B 60        VOERTUIGEN IN HET ALGEMEEN

 

              Aantekening

 

              In deze klasse wordt de volgende term gebruikt met de aangegeven betekenis:

              -         “voertuig” betekent alle voertuigen behalve die welke zijn beperkt tot één van de volgende soorten voertuigen: railvoertuigen, vaartuigen, vliegtuigen, ruimtevaartuigen, handkarren, fietsen, door dieren getrokken voertuigen en sleden, welke vallen onder de relevante subklassen van B61 tot B64.

              De term “voertuig” omvat dus:

              -         voertuigkenmerken die horen bij meer dan één van de eerder opgesomde soorten;

              -         bepaalde kenmerken die zijn beperkt tot personenwagens, vrachtwagens of terreinwagens.

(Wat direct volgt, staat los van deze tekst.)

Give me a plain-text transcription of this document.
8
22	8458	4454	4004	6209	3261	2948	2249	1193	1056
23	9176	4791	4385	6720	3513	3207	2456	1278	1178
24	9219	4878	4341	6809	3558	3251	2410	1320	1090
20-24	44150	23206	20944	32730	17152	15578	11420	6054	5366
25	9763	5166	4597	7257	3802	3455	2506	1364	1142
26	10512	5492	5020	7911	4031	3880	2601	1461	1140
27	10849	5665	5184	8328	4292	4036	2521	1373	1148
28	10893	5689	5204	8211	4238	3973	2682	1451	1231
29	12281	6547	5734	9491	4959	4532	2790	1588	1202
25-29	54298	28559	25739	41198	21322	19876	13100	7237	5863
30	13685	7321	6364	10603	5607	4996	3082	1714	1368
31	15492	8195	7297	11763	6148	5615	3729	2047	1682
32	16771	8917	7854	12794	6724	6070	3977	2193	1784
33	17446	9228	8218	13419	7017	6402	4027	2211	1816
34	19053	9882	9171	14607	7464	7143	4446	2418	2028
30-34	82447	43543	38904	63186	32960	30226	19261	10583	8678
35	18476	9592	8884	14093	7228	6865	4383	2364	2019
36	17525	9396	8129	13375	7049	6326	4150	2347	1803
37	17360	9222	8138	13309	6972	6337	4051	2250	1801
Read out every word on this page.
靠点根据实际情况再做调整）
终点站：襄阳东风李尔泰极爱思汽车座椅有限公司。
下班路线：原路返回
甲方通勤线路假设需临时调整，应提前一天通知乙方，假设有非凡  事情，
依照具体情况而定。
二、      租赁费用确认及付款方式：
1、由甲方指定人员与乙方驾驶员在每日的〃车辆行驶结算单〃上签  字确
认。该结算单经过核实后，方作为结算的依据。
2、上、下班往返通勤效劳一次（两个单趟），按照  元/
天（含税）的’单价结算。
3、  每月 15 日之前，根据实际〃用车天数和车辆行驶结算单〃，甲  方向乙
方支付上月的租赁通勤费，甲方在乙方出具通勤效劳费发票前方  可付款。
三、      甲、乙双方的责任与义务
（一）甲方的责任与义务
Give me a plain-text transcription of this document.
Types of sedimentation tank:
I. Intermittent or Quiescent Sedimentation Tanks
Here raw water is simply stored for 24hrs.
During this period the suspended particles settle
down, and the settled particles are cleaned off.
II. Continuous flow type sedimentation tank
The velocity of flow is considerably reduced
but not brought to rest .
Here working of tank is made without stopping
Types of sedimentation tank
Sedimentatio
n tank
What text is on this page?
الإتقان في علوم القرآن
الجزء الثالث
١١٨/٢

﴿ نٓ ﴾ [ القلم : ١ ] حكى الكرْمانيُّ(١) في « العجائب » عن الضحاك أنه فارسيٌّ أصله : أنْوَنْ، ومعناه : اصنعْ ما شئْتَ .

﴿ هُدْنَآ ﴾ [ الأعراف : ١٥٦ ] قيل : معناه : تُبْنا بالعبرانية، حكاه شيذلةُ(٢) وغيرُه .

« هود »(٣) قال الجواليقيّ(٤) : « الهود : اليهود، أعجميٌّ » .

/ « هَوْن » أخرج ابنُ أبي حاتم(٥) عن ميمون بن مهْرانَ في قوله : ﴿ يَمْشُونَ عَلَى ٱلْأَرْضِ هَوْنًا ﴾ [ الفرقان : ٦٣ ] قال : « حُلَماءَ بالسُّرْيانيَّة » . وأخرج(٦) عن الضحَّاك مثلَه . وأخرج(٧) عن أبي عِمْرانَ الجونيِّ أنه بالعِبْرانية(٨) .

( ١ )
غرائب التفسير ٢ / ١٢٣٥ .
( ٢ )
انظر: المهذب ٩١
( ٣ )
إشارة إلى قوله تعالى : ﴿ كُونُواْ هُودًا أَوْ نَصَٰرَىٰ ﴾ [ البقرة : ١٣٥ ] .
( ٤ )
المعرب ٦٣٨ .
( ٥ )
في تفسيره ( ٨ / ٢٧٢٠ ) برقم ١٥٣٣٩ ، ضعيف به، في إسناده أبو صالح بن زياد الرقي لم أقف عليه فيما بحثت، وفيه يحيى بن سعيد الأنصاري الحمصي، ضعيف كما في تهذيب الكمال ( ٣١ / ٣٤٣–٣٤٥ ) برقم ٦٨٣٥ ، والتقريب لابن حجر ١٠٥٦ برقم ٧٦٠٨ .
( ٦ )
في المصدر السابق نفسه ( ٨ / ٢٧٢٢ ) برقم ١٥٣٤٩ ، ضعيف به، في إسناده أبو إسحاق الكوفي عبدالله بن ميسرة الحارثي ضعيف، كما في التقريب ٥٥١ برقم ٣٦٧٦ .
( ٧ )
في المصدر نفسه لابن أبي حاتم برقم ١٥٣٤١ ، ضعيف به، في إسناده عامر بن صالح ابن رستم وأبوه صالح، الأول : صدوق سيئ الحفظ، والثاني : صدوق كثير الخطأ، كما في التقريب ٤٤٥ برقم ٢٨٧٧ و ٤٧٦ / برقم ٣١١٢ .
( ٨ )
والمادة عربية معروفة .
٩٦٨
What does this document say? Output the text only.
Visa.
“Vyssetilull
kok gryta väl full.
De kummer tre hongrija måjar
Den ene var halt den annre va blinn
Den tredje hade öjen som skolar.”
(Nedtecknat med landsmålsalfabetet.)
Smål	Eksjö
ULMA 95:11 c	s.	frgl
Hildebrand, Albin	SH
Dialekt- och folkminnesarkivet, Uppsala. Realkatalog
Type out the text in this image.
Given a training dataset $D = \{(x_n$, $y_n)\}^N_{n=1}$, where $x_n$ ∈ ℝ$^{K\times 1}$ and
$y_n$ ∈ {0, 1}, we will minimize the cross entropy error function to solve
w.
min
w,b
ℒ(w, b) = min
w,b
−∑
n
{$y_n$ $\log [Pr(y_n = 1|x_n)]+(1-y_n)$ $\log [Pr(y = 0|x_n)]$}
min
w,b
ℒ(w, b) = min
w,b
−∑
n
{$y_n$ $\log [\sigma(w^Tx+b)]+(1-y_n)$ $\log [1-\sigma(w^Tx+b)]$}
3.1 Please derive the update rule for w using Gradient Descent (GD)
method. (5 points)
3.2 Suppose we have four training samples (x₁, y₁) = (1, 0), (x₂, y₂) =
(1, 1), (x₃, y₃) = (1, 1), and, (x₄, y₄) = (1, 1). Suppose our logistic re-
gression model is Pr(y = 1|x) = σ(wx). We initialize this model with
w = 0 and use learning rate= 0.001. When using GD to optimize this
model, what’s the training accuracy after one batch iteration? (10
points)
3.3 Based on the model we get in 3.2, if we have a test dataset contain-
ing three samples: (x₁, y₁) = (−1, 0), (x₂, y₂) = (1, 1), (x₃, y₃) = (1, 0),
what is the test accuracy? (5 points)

              De volgende uitzonderingen hierop verdienen de aandacht:

              (a)      subklasse B60B of B60C omvat alle voertuigwielen en voertuigbanden, behalve wielen voor rolschaatsen A63C 17/22, wielen voor modelspoorrailvoertuigen A63H 19/22 en speciale aanpassingen van wielen of banden voor vliegtuigen B64C 25/36;

              (b)      subklasse B60C omvat het verbinden van kleppen met opblaasbare elastische lichamen in het algemeen, en is in dit opzicht niet beperkt tot voertuigen;

              (c)      subklasse B60L omvat bepaalde elektrische uitrusting van alle elektrisch aangedreven voertuigen;

              (d)      subklasse B60M omvat bepaalde uitrusting voor de stroomtoevoer bij, maar los van, alle soorten elektrisch aangedreven voertuigen;

              (e)      subklasse B60R omvat veiligheidsriemen of veiligheidstuigen die worden gebruikt in alle soorten landvoertuigen; [4]

              (f)       subklasse B60S heeft betrekking op alle soorten voertuigen, behalve op het onderhouden van spoorlocomotieven B61K 11/00, gronduitrusting voor vliegtuigen B64F of reinigingsapparatuur voor vaartuigen B63B 57/00 of B63B 59/00;

              (g)      subklasse B60T omvat algemeen toepasbare rembesturingssystemen en is in dit opzicht niet beperkt tot voertuigen. Het omvat tevens servoremsystemen voor railvoertuigen en sommige andere aspecten van remsystemen voor railvoertuigen;

              (h)      subklasse B60V omvat luchtkussenvoertuigen op zich, en landvoertuigen, vaartuigen of vliegtuigen/helikopters gecombineerd met kenmerken waardoor ze in staat zijn tevens te werken als luchtkussenvoertuigen of waardoor ze gedeeltelijk door een luchtkussen worden ondersteund. [9]

 

B 60 L     VOORTSTUWING VAN ELEKTRISCH VOORTBEWOGEN VOERTUIGEN (opstelling of bevestiging van elektrische voortstuwingseenheden of van meerdere verschillende krachtbronnen voor gemeenschappelijke of gezamenlijke aandrijving in voertuigen B60K 1/00; B60K 6/20; opstelling of bevestiging van elektrische drijfwerken in voertuigen B60K 17/12 of B60K 17/14; voorkomen van wielslip bij railvoertuigen door het verminderen van energie B61C; dynamo-elektrische machines H02K; regelen van elektromotoren H02P); TOEVOEREN VAN ELEKTRISCHE ENERGIE AAN HULPUITRUSTING VAN ELEKTRISCH VOORTBEWOGEN VOERTUIGEN (elektrische koppelinrichtingen gecombineerd met mechanische koppelingen bij voertuigen B60D 1/64; elektrisch verwarmen van voertuigen B60H 1/00); ELEKTRODYNAMISCHE REMSYSTEMEN VOOR VOERTUIGEN IN HET ALGEMEEN (regelen van elektromotoren H02P); MAGNETISCHE OPHANGING OF LEVITATIE VOOR VOERTUIGEN; BEWAKEN VAN WERKVARIABELEN VAN ELEKTRISCH VOORTBEWOGEN VOERTUIGEN; ELEKTRISCHE VEILIGHEIDSINRICHTINGEN VOOR ELEKTRISCH VOORTBEWOGEN VOERTUIGEN [4,11]

 

B 60 L       1/00                    Toevoeren van elektrische energie aan hulpuitrusting van elektrisch voortbewogen voertuigen (opstelling van signaalinrichtingen of verlichtingsinrichtingen, het aanbrengen of vasthouden daarvan of circuits daarvoor, voor voertuigen in het algemeen B60Q) [6,11]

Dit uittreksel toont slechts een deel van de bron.